C’est la fin d’un marathon judiciaire comme la France n’en avait jamais connu. Un « procès historique », « hors norme », a-t-il été maintes fois répété, dont les chiffres ont permis de mesurer l’ampleur : 20 accusés, dont 14 présents, quelque 330 avocats, 2 500 parties civiles, un dossier d’un million de pages, des centaines de victimes et de témoins entendus à la barre, dont un ancien président de la République et un ex-Premier ministre…

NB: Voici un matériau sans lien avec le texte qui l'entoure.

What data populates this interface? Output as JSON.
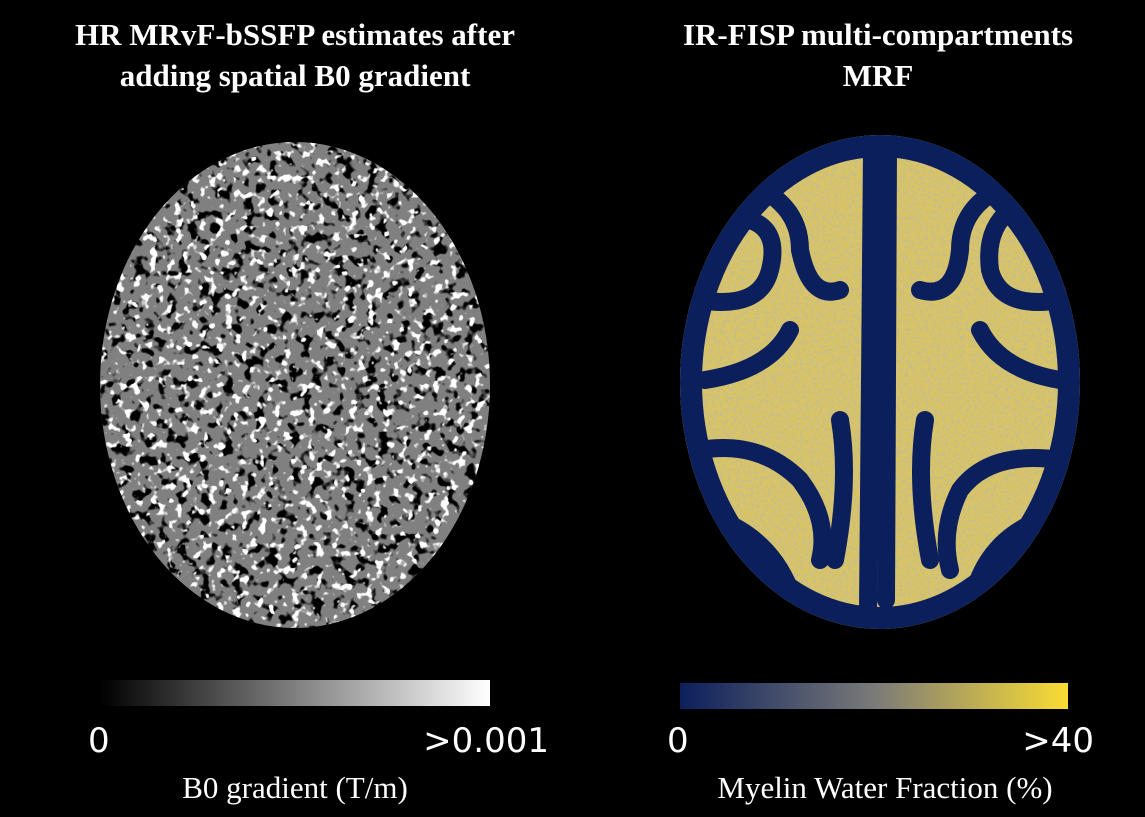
{
  "panels": [
    {
      "title_lines": [
        "HR MRvF-bSSFP estimates after",
        "adding spatial B0 gradient"
      ],
      "colorbar": {
        "min_label": "0",
        "max_label": ">0.001",
        "label": "B0 gradient (T/m)"
      }
    },
    {
      "title_lines": [
        "IR-FISP multi-compartments",
        "MRF"
      ],
      "colorbar": {
        "min_label": "0",
        "max_label": ">40",
        "label": "Myelin Water Fraction (%)"
      }
    }
  ]
}
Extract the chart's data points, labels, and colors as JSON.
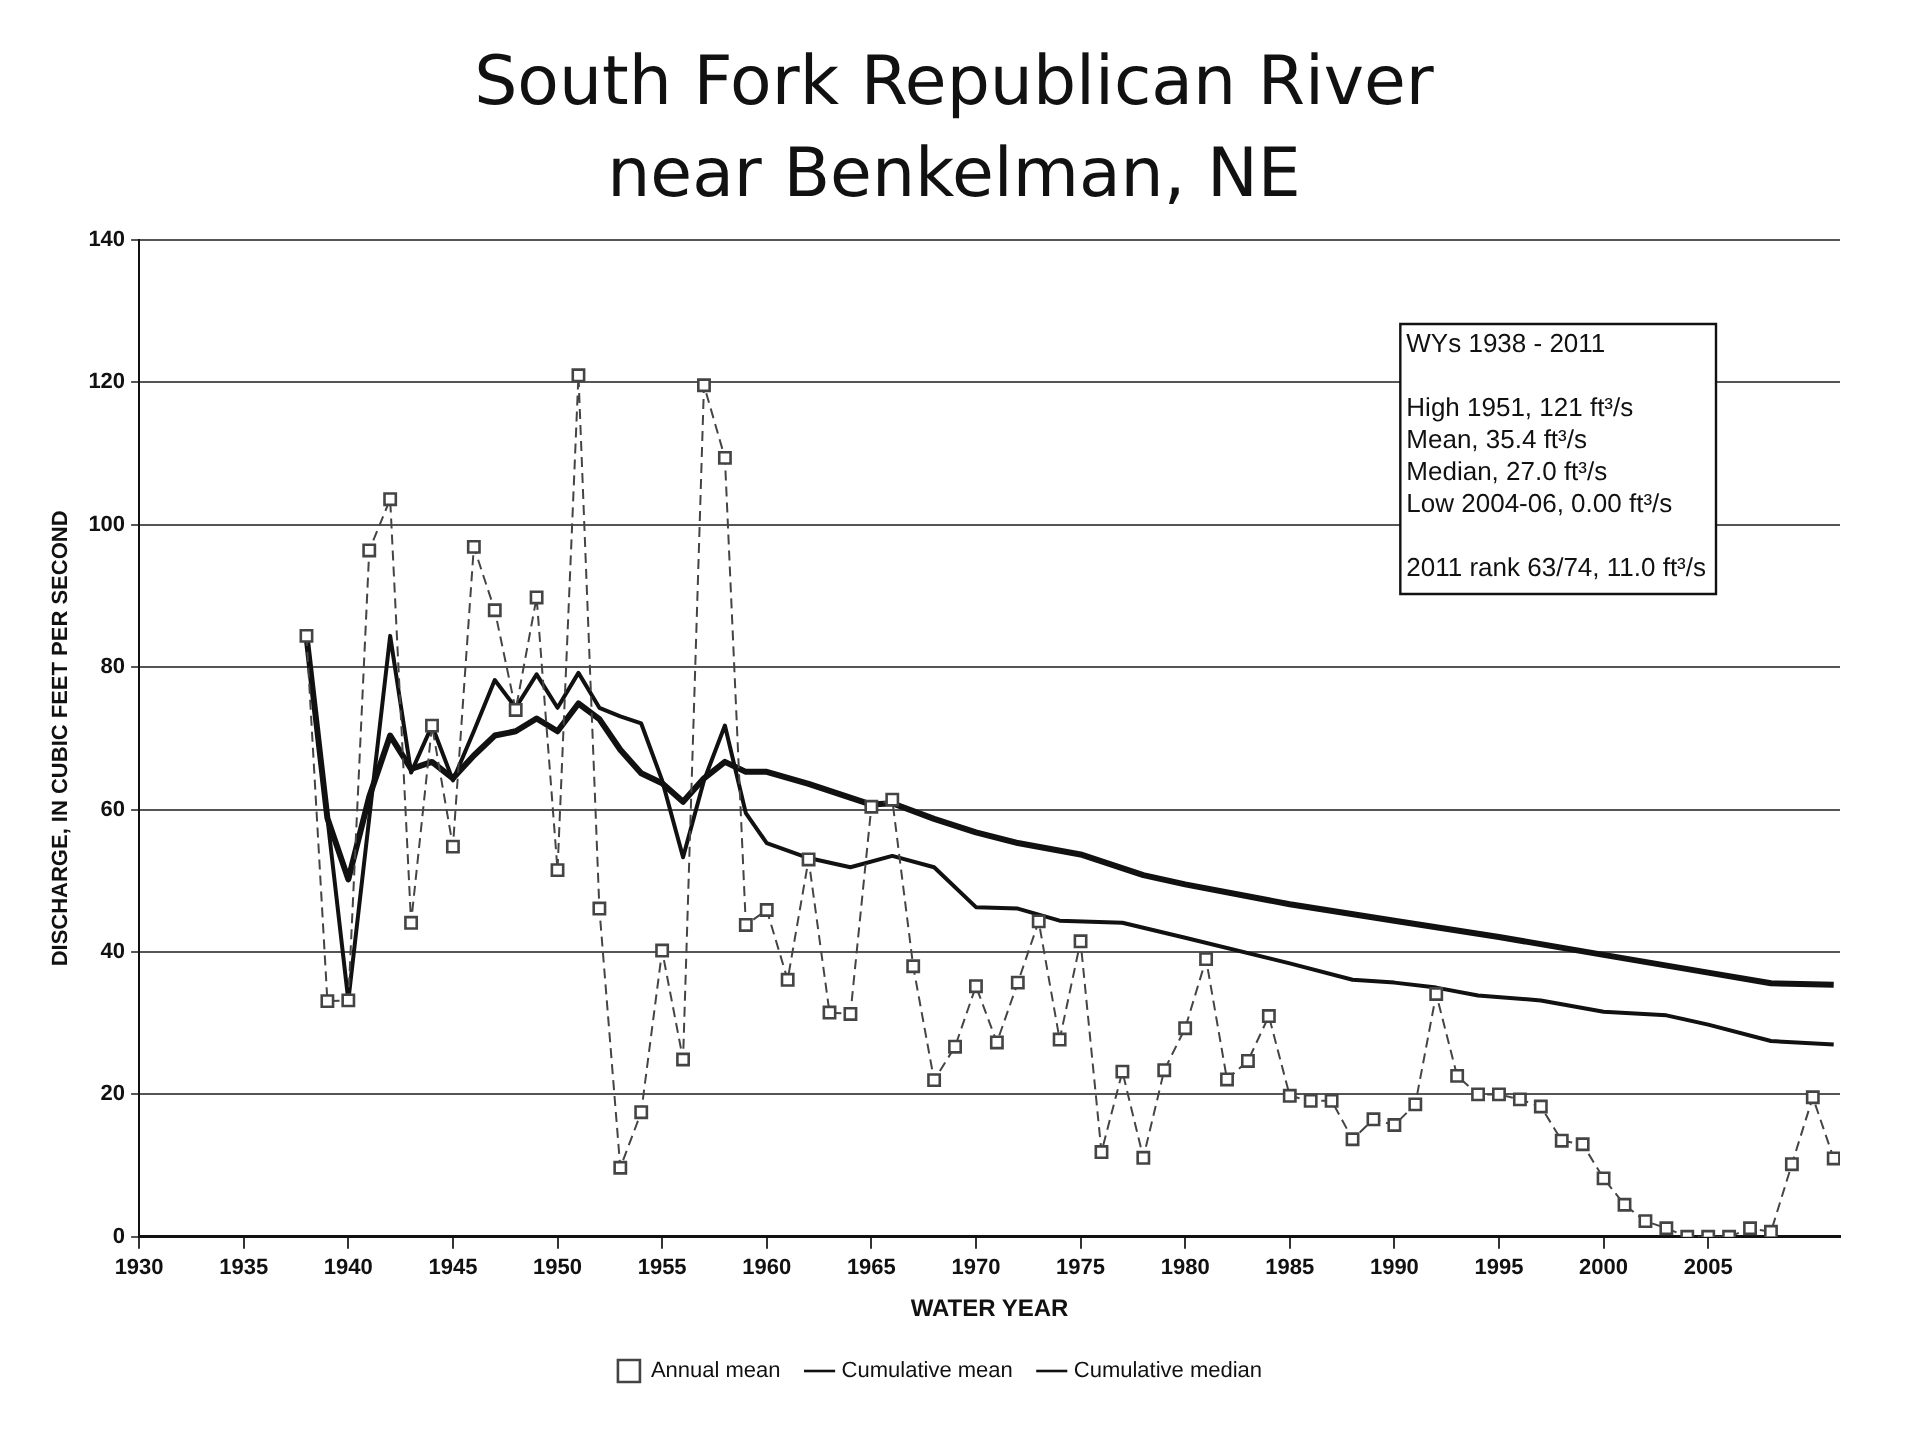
{
  "chart_data": {
    "type": "line",
    "title": "South Fork Republican River\nnear Benkelman, NE",
    "xlabel": "WATER YEAR",
    "ylabel": "DISCHARGE, IN CUBIC FEET PER SECOND",
    "x": [
      1938,
      1939,
      1940,
      1941,
      1942,
      1943,
      1944,
      1945,
      1946,
      1947,
      1948,
      1949,
      1950,
      1951,
      1952,
      1953,
      1954,
      1955,
      1956,
      1957,
      1958,
      1959,
      1960,
      1961,
      1962,
      1963,
      1964,
      1965,
      1966,
      1967,
      1968,
      1969,
      1970,
      1971,
      1972,
      1973,
      1974,
      1975,
      1976,
      1977,
      1978,
      1979,
      1980,
      1981,
      1982,
      1983,
      1984,
      1985,
      1986,
      1987,
      1988,
      1989,
      1990,
      1991,
      1992,
      1993,
      1994,
      1995,
      1996,
      1997,
      1998,
      1999,
      2000,
      2001,
      2002,
      2003,
      2004,
      2005,
      2006,
      2007,
      2008,
      2009,
      2010,
      2011
    ],
    "series": [
      {
        "name": "Annual mean",
        "color": "#444444",
        "marker": "square",
        "line_style": "dashed",
        "values": [
          84.4,
          33.1,
          33.2,
          96.4,
          103.6,
          44.1,
          71.8,
          54.8,
          96.9,
          88.0,
          74.0,
          89.8,
          51.5,
          121,
          46.1,
          9.7,
          17.5,
          40.2,
          24.9,
          119.6,
          109.4,
          43.8,
          45.9,
          36.1,
          53.0,
          31.5,
          31.3,
          60.4,
          61.4,
          38.0,
          22.0,
          26.7,
          35.2,
          27.3,
          35.7,
          44.3,
          27.7,
          41.5,
          11.9,
          23.2,
          11.1,
          23.4,
          29.3,
          39.0,
          22.1,
          24.7,
          31.0,
          19.8,
          19.1,
          19.1,
          13.7,
          16.5,
          15.7,
          18.6,
          34.1,
          22.6,
          20.0,
          20.0,
          19.3,
          18.3,
          13.5,
          13.0,
          8.2,
          4.5,
          2.2,
          1.2,
          0,
          0,
          0,
          1.2,
          0.7,
          10.2,
          19.6,
          11.0
        ]
      },
      {
        "name": "Cumulative mean",
        "color": "#111111",
        "marker": "none",
        "line_style": "solid",
        "x": [
          1938,
          1939,
          1940,
          1941,
          1942,
          1943,
          1944,
          1945,
          1946,
          1947,
          1948,
          1949,
          1950,
          1951,
          1952,
          1953,
          1954,
          1955,
          1956,
          1957,
          1958,
          1959,
          1960,
          1962,
          1965,
          1966,
          1968,
          1970,
          1972,
          1975,
          1978,
          1980,
          1985,
          1990,
          1995,
          2000,
          2005,
          2008,
          2011
        ],
        "values": [
          84.4,
          58.8,
          50.2,
          61.8,
          70.4,
          65.7,
          66.7,
          64.4,
          67.6,
          70.4,
          71.0,
          72.8,
          71.0,
          74.9,
          72.7,
          68.4,
          65.1,
          63.7,
          61.1,
          64.4,
          66.7,
          65.3,
          65.3,
          63.6,
          60.7,
          60.9,
          58.7,
          56.8,
          55.3,
          53.7,
          50.8,
          49.5,
          46.7,
          44.4,
          42.1,
          39.6,
          37.1,
          35.6,
          35.4
        ]
      },
      {
        "name": "Cumulative median",
        "color": "#111111",
        "marker": "none",
        "line_style": "solid",
        "x": [
          1938,
          1939,
          1940,
          1941,
          1942,
          1943,
          1944,
          1945,
          1946,
          1947,
          1948,
          1949,
          1950,
          1951,
          1952,
          1953,
          1954,
          1955,
          1956,
          1957,
          1958,
          1959,
          1960,
          1962,
          1964,
          1966,
          1968,
          1970,
          1972,
          1974,
          1977,
          1980,
          1985,
          1988,
          1990,
          1992,
          1994,
          1997,
          2000,
          2003,
          2005,
          2008,
          2011
        ],
        "values": [
          84.4,
          58.8,
          33.2,
          58.8,
          84.4,
          65.2,
          71.8,
          64.1,
          71.0,
          78.2,
          74.3,
          79.0,
          74.3,
          79.2,
          74.3,
          73.1,
          72.1,
          64.1,
          53.3,
          64.1,
          71.8,
          59.5,
          55.3,
          53.2,
          51.9,
          53.5,
          51.9,
          46.3,
          46.1,
          44.4,
          44.1,
          42.0,
          38.4,
          36.1,
          35.7,
          35.0,
          33.9,
          33.2,
          31.6,
          31.1,
          29.8,
          27.5,
          27.0
        ]
      }
    ],
    "xlim": [
      1930,
      2011.3
    ],
    "xticks": [
      1930,
      1935,
      1940,
      1945,
      1950,
      1955,
      1960,
      1965,
      1970,
      1975,
      1980,
      1985,
      1990,
      1995,
      2000,
      2005
    ],
    "ylim": [
      0,
      140
    ],
    "yticks": [
      0,
      20,
      40,
      60,
      80,
      100,
      120,
      140
    ],
    "grid": "y",
    "legend": "bottom",
    "annotations": [
      "WYs 1938 - 2011",
      "High 1951, 121 ft³/s",
      "Mean, 35.4 ft³/s",
      "Median, 27.0 ft³/s",
      "Low 2004-06, 0.00 ft³/s",
      "2011 rank 63/74, 11.0 ft³/s"
    ]
  }
}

Après plus de cinq ans d’enquête, la cour d’assises spéciale présidée par le juge Jean-Louis Périès a tenté pendant ces dix mois d’audience de faire toute la lumière sur les attentats du 13 novembre 2015, les plus meurtriers que la France ait jamais connus, afin de déterminer le rôle exact de chacun des accusés dans la préparation et l’exécution de ces attaques, et dans la fuite de ceux qui y ont participé.

La cour doit rendre son verdict mercredi 29 juin. Va-t-elle suivre les réquisitions sévères du parquet national antiterroriste (Pnat) qui réclame des peines allant de cinq ans de prison à la perpétuité incompressible pour les 20 accusés ? Prononcer l’acquittement de certains d’entre eux, comme l’ont plaidé leurs avocats ? En attendant, voici ce qu’il faut retenir de ce procès inédit.

La douleur infinie des victimes

Jamais autant de place n’avait été accordée aux parties civiles lors d’un procès. Trois cent quatre-vingt-dix-sept personnes se sont succédées à la barre durant cinq semaines à l’automne, puis encore deux semaines au printemps, pour raconter leur 13-Novembre, l’horreur de cette soirée et de l’après. Les récits, profondément bouleversants, des rescapés ont permis de retracer avec précision le déroulé des attaques.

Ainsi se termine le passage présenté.